Louisville, Kentucky-based BrightSpring announced the deal Monday, saying the sale of its behavioral services arm, ResCare Community Living, allows the company to focus on its core markets and improve revenue and EBITDA performance.
“At Sevita, we are pleased to partner with a new owner with extensive experience in the I/DD industry who is well-suited to continue providing compassionate care to our community-dwelling client population,” Jon Rousseau, chairman, president and CEO. of BrightSpring, said in a statement. “With enhanced combined processes, technology and overall capabilities, there are opportunities to share proven and innovative approaches that should advance opportunities for all ingredients in this market. I believe both organizations will benefit significantly from the strengthened focus on key markets.”
BrightSpring provides care for a variety of physical and behavioral health conditions. Its behavioral health offerings include applied behavior analysis (ABA), mental health services, community living and a behavioral health pharmacy. Private equity firm KKR acquired BrightSpring for $1.32 billion in 2019.
The newly spun-off business ResCare Community Living has been in business for more than 40 years and provides more than 100 million hours of care to people with IDD in 2,000 residential homes, according to its website. In 2024, the business is expected to generate approximately $1.2 billion in revenue and $128 million in adjusted EBITDA. It includes 14,000 patients who receive services from 13,500 employees.
After taxes, BrightSpring anticipates a gain of about $715 million from the ResCare Community Living sale and plans to use the funds to pay down its debts.
Edina, Minnesota-based Sevita, formerly MENTOR Network, provides home and community care for adults and children with IDD, autism, complex care needs and other conditions. It also serves children in the foster care system. Sevita employs around 45,000 people.
“Sevita and ResCare Community Living share a deep commitment to providing quality community-based health care and improving the lives of those who rely on us every day,” said Philip Kaufman, CEO of Sevita. “We look forward to welcoming the talented and experienced ResCare Community Living team to Sevita.”
The deal will simplify BrightSpring’s offerings, increase operational efficiencies, refine the payer mix and improve clinical integration and business synergies, according to the company.

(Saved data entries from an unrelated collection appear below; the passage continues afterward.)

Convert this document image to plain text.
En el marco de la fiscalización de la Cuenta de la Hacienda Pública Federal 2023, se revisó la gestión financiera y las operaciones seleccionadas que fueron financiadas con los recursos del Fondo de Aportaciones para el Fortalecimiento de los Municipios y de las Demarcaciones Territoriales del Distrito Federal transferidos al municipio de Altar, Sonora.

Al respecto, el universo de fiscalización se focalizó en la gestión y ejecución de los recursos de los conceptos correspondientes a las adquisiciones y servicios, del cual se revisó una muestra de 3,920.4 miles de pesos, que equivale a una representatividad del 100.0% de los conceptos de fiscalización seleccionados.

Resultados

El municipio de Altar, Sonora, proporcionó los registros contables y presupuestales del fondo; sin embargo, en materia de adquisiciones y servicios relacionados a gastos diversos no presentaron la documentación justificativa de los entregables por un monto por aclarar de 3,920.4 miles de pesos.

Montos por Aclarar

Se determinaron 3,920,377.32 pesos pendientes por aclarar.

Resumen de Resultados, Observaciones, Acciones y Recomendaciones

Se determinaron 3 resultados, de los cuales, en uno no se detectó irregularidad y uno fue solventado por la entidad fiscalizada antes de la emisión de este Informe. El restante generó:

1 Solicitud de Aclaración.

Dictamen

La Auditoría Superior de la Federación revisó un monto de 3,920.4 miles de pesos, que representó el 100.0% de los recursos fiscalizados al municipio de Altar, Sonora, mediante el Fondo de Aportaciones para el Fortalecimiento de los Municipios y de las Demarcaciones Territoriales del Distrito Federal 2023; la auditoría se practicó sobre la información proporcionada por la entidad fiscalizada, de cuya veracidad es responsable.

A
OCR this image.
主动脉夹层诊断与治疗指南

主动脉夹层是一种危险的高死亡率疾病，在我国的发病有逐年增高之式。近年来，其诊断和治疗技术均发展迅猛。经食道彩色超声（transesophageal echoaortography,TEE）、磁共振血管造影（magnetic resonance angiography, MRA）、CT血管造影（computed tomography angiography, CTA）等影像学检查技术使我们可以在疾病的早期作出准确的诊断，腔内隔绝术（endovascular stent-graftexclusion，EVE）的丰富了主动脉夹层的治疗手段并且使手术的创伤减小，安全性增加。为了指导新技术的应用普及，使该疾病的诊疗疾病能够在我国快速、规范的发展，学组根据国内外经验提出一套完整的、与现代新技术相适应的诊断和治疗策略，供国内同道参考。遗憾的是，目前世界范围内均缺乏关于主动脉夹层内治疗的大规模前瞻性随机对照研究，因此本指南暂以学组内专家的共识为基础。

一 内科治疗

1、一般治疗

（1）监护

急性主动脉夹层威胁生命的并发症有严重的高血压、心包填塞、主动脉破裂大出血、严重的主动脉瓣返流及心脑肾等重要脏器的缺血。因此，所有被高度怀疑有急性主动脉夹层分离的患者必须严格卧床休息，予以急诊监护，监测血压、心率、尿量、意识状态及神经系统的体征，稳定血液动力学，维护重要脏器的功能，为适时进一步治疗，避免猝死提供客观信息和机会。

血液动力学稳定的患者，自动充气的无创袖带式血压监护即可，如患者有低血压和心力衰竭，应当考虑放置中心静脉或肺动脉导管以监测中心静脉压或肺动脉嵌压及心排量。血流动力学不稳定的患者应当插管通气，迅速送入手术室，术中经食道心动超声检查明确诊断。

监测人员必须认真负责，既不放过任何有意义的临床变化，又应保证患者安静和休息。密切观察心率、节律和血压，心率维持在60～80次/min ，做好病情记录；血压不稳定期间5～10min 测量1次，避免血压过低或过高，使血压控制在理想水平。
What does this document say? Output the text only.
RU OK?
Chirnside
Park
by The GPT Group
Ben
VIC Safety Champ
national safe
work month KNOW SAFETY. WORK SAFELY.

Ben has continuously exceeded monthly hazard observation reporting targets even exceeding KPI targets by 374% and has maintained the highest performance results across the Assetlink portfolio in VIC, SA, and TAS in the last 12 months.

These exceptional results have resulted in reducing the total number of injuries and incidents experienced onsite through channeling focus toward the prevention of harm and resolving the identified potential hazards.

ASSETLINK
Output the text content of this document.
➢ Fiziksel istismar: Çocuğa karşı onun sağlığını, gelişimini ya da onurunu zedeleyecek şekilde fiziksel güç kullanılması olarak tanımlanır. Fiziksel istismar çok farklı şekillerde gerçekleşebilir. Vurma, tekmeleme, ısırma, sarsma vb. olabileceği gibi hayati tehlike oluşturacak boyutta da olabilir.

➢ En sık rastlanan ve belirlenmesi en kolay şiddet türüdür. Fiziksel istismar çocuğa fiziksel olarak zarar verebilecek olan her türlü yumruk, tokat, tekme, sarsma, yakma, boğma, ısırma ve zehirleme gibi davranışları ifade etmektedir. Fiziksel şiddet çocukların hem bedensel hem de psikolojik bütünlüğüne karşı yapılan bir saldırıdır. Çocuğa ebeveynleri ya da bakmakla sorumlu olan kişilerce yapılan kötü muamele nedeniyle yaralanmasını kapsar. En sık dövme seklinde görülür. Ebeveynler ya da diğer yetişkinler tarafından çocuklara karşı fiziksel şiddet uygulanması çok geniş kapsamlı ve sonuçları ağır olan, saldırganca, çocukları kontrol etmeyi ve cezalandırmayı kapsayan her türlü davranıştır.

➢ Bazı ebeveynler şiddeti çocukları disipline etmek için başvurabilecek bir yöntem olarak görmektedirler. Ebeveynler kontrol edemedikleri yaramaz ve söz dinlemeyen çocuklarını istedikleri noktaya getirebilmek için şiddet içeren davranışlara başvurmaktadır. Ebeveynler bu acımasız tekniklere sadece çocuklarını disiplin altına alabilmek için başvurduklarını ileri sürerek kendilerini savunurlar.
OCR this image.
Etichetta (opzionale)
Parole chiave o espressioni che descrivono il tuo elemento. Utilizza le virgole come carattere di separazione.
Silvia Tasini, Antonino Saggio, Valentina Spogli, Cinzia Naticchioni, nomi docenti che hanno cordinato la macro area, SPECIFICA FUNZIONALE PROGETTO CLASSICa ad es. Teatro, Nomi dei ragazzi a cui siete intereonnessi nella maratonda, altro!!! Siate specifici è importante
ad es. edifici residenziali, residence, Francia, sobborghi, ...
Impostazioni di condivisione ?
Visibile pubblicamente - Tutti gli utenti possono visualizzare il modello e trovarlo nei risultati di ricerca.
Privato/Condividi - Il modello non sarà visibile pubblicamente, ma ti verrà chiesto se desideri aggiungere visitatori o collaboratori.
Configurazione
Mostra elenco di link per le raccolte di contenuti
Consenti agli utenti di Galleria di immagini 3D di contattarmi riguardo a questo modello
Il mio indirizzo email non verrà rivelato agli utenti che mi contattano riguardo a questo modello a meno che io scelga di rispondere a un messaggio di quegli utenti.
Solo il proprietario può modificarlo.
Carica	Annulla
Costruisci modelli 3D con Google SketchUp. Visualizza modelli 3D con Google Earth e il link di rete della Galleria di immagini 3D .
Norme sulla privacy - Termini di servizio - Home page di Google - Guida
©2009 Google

It will also “maximize exposure” to its target markets: home health, rehabilitation, primary care, hospice and specialty, home and community pharmacy.
The deal marks the second time this month that a behavioral health provider has divested a significant portion of its behavioral services to focus on its core business. Amwell (NYSE: AMWL ) sold its virtual psychiatric business to clinic-to-clinic telehealth provider Avel eCare for $21 million, citing the need to improve services and pursue key growth channels.
Several other deals have hit the behavioral health space so far in 2025. Oceans Healthcare acquired Haven Behavioral Healthcare and Iris Telehealth acquired innovaTel, a division of Quartet Health, within the past few weeks.